Oracle's new CFO reportedly got $26M in stock after layoffs; employee alleges 'algorithm' targeted workers with options

The claim
According to a Reddit thread, it has been reported that Oracle's newly appointed chief financial officer was granted roughly $26 million in company stock shortly after the company conducted a round of layoffs. At the same time, a current employee posting on the site allegedly claims an internal "algorithm" was used to prioritize which workers were let go — and that people with stock options were targeted first. These posts have circulated online and prompted sharp reactions among former and current tech workers.
Context and reaction
If true, the timing — big executive awards alongside workforce reductions — will feed a familiar narrative: executive pay soaring while rank-and-file headcount is cut.
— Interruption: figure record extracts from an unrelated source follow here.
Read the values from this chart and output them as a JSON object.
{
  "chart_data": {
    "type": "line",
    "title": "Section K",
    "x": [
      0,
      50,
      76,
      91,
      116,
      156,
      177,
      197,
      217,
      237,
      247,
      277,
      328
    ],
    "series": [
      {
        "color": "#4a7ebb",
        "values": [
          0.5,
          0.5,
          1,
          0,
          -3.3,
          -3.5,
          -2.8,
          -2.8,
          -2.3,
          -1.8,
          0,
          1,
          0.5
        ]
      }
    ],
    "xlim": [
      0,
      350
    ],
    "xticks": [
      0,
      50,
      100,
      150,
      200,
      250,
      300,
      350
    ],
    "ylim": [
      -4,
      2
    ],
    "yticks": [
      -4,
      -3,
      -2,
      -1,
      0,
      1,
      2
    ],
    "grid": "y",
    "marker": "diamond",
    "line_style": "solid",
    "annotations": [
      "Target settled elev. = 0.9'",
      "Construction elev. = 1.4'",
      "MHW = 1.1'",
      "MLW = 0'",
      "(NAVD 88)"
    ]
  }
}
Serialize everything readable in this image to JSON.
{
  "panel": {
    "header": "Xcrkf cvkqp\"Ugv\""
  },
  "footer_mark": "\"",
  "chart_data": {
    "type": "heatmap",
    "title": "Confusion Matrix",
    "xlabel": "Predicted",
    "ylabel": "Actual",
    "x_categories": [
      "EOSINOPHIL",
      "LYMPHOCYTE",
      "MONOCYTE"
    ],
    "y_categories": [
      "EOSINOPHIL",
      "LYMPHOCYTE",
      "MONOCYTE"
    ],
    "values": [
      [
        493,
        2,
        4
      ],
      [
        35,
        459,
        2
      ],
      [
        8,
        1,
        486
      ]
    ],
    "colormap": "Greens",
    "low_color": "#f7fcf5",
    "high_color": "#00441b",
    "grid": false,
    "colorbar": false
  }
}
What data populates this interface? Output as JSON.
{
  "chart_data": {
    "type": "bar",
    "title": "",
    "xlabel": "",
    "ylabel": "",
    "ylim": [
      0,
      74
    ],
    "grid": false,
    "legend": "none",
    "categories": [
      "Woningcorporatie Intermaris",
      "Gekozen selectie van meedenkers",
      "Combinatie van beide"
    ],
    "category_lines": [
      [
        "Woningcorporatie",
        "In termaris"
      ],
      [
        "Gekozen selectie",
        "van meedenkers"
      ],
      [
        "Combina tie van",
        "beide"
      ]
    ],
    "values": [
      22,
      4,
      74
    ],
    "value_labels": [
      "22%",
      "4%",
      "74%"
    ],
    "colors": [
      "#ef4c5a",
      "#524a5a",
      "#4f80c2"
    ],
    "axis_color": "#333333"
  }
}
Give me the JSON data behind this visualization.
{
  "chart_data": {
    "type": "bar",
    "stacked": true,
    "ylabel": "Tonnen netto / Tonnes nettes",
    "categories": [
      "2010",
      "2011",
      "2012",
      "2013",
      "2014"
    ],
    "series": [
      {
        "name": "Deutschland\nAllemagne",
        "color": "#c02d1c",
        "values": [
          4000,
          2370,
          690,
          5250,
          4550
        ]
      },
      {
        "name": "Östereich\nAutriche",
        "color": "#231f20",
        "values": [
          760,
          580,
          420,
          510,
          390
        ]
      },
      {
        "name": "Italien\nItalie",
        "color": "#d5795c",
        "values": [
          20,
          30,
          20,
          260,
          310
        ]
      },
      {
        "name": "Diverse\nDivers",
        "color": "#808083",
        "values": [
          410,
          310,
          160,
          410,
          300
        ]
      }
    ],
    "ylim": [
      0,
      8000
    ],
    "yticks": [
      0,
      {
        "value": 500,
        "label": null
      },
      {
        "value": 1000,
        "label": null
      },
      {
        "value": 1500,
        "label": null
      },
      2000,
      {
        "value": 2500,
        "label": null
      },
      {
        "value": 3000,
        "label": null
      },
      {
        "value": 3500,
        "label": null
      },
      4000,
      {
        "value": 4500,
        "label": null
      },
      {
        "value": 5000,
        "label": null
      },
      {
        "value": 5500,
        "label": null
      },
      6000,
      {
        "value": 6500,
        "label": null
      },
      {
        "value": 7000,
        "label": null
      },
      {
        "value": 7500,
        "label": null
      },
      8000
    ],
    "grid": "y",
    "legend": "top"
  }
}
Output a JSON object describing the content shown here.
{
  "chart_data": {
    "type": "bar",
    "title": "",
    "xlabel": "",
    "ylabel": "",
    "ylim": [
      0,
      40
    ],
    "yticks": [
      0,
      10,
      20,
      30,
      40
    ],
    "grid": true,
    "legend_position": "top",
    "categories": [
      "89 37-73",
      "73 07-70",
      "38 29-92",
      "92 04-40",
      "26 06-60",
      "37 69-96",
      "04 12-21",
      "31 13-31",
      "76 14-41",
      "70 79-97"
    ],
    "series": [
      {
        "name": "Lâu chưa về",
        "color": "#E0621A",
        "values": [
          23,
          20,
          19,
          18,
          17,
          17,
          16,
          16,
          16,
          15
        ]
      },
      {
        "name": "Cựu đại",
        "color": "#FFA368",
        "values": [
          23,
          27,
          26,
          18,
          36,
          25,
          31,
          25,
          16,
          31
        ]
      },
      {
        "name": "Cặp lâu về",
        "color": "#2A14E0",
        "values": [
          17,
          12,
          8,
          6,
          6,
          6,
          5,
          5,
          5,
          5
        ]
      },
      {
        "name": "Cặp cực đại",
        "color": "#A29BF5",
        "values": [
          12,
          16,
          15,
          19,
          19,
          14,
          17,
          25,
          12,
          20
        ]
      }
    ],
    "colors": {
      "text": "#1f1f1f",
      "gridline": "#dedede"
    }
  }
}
The allegation about an automated process choosing exits raises thorny questions about fairness and transparency. Who sets the rules? How were equity holdings weighed against performance or role? It has been reported that details remain unverified and Oracle has not published a public explanation tied to the Reddit posts.
What happens next
Allegations like these tend to attract scrutiny from employees, investors and sometimes regulators. Legal and ethical concerns about automated HR tools are already in the spotlight across tech; add high-dollar stock grants and the story becomes combustible. For now, the claims should be treated as unconfirmed. Expect calls for clarity — and maybe a deeper look into how severance, equity and algorithmic decision-making intersect at major tech firms.